Homemade Chocolate Crunch Bars are made with only 3 ingredients! Use a standard ice cube tray to make these individual-serving chocolate crunch treats! Gluten-free and vegan.
These easy chocolate crunch bars are a sweet treat inspired by Nestle Crunch Bars (now Ferraro!).
They are quick to make with the help of an ice cube tray and only 3 ingredients!
Why you'll love this recipe
- Simple ingredients
- Allergy-friendly treats
- Treat sized
- Easy recipe
Ingredients and substitutions
Here are a few quick notes about the ingredients in this recipe. You can see a complete ingredient list and instructions in the recipe card below.
Rice cereal - If these need to be completely gluten-free, make sure to purchase crispy rice cereal that is labeled as gluten-free.
Original Rice Krispies cereal contains malt, but they now make a gluten-free version.
To ensure that these crispy squares are also vegan, choose a rice cereal that is also vegan.
Chocolate chips - Feel free to use dairy-free dark chocolate or semi-sweet chocolate chips.
If dairy is not an issue, use your favorite chocolate chips, like milk chocolate, or what you have on hand in the pantry.

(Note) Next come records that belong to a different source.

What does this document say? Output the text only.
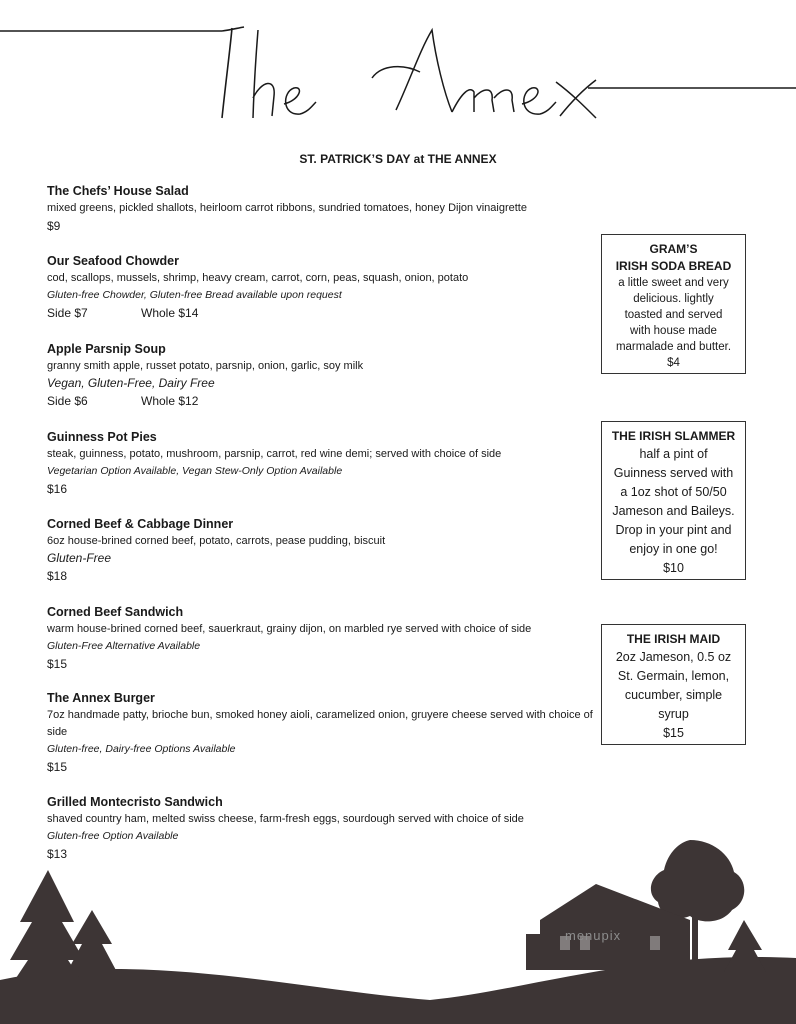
ST. PATRICK’S DAY at THE ANNEX
The Chefs’ House Salad
mixed greens, pickled shallots, heirloom carrot ribbons, sundried tomatoes, honey Dijon vinaigrette
$9
Our Seafood Chowder
cod, scallops, mussels, shrimp, heavy cream, carrot, corn, peas, squash, onion, potato
Gluten-free Chowder, Gluten-free Bread available upon request
Side $7	Whole $14
Apple Parsnip Soup
granny smith apple, russet potato, parsnip, onion, garlic, soy milk
Vegan, Gluten-Free, Dairy Free
Side $6	Whole $12
Guinness Pot Pies
steak, guinness, potato, mushroom, parsnip, carrot, red wine demi; served with choice of side
Vegetarian Option Available, Vegan Stew-Only Option Available
$16
Corned Beef & Cabbage Dinner
6oz house-brined corned beef, potato, carrots, pease pudding, biscuit
Gluten-Free
$18
Corned Beef Sandwich
warm house-brined corned beef, sauerkraut, grainy dijon, on marbled rye served with choice of side
Gluten-Free Alternative Available
$15
The Annex Burger
7oz handmade patty, brioche bun, smoked honey aioli, caramelized onion, gruyere cheese served with choice of side
Gluten-free, Dairy-free Options Available
$15
Grilled Montecristo Sandwich
shaved country ham, melted swiss cheese, farm-fresh eggs, sourdough served with choice of side
Gluten-free Option Available
$13
GRAM’S
IRISH SODA BREAD
a little sweet and very
delicious. lightly
toasted and served
with house made
marmalade and butter.
$4
THE IRISH SLAMMER
half a pint of
Guinness served with
a 1oz shot of 50/50
Jameson and Baileys.
Drop in your pint and
enjoy in one go!
$10
THE IRISH MAID
2oz Jameson, 0.5 oz
St. Germain, lemon,
cucumber, simple
syrup
$15
menupix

Coconut oil - You can use refined or unrefined coconut oil. Unrefined may have a hint of coconut, but the chocolate flavor will most likely cover it.
I often use refined coconut oil when I don't want any hint of coconut.
Before you start: Lightly spray an ice cube tray with cooking spray. Using a pastry brush, wipe sides and make sure to remove excess spray so that it does not pool.
Step 1: Place vegan chocolate chips in a medium microwave-safe bowl. Melt at 30 second intervals until mostly melted.
Stir until remaining solid pieces have melted.
Step 2: Add coconut oil to the chocolate and stir until completely melted and dissolved into mixture.
Step 3: Stir in crisp rice cereal to the melted mixture, making sure to completely coat it.
Step 4: Use a spoon to fill ice cube cavities evenly with the candy mixture. Place in freezer for at least two hours.
Once the crunch candy bars are completely set, release them from the ice cube trays.
Store the bars in an airtight container at room temperature for up to one week.
For this recipe you'll need:
Microwave-safe bowl - To melt the chocolate this method is quick and easy.
Standard ice cube tray - You can use a traditional plastic tray or silicone ice cube tray.
You've probably seen food videos with those ice cube tray hacks. You can really use them for so many things!
If you don't have ice cube trays, you can line a loaf pan with parchment paper and pour the melted mixture into an even layer.
Once it has solidified, you can transfer the solid bar to a cutting board and slice.
Making these delicious crunch treats is great any time of year. Here are some suggestions for when to make them!
- Valentine's Day
- Holiday season
Store-bought Crunch Bars use crisped rice for their signature crunch and texture. This recipe also uses crispy rice cereal to replicate the favorite chocolate bar.
Traditional Crunch Bars made by Ferraro are not gluten-free. The crisped rice uses barley malt which is not gluten-free. This recipe uses gluten-free rice crisp cereal and dairy-free chocolate for a friendly version for those with certain food allergies.
Want more gluten-free treat inspiration? These copycat Reese's peanut butter eggs are perfect for springtime.
Alyssa's chocolate mug cake makes for another delicious individual-sized treat.
And check out these gluten-free magic cookie bars from Brianna, they look amazing!
More chocolate recipes
Love this recipe? Please consider leaving a 5-star 🌟🌟🌟🌟🌟rating on the recipe card below and let me know what you think in the comments!
Homemade Chocolate Crunch Bars
- 1 ½ cups (10oz) dairy-free chocolate chips semi-sweet or dark
- 2 teaspoons coconut oil or almond butter
- ¾ cup gluten-free rice cereal I use Erewhon brand
- Lightly spray an ice cube tray with cooking spray. Using a pastry brush, wipe sides and make sure to remove excess spray so that it does not pool.
- Place chocolate chips in a medium microwaveable bowl. Melt at 30 second intervals until mostly melted. Stir until remaining solid pieces have melted.
- Add coconut oil to the chocolate and stir until completely melted and dissolved into mixture.
- Stir in rice cereal, making sure to completely coat it. Use a spoon to fill ice cube cavities evenly with chocolate mixture. Place in freezer for at least two hours.
- Once set, twist ice cube trays to release. Store mini crunch bars in an airtight container.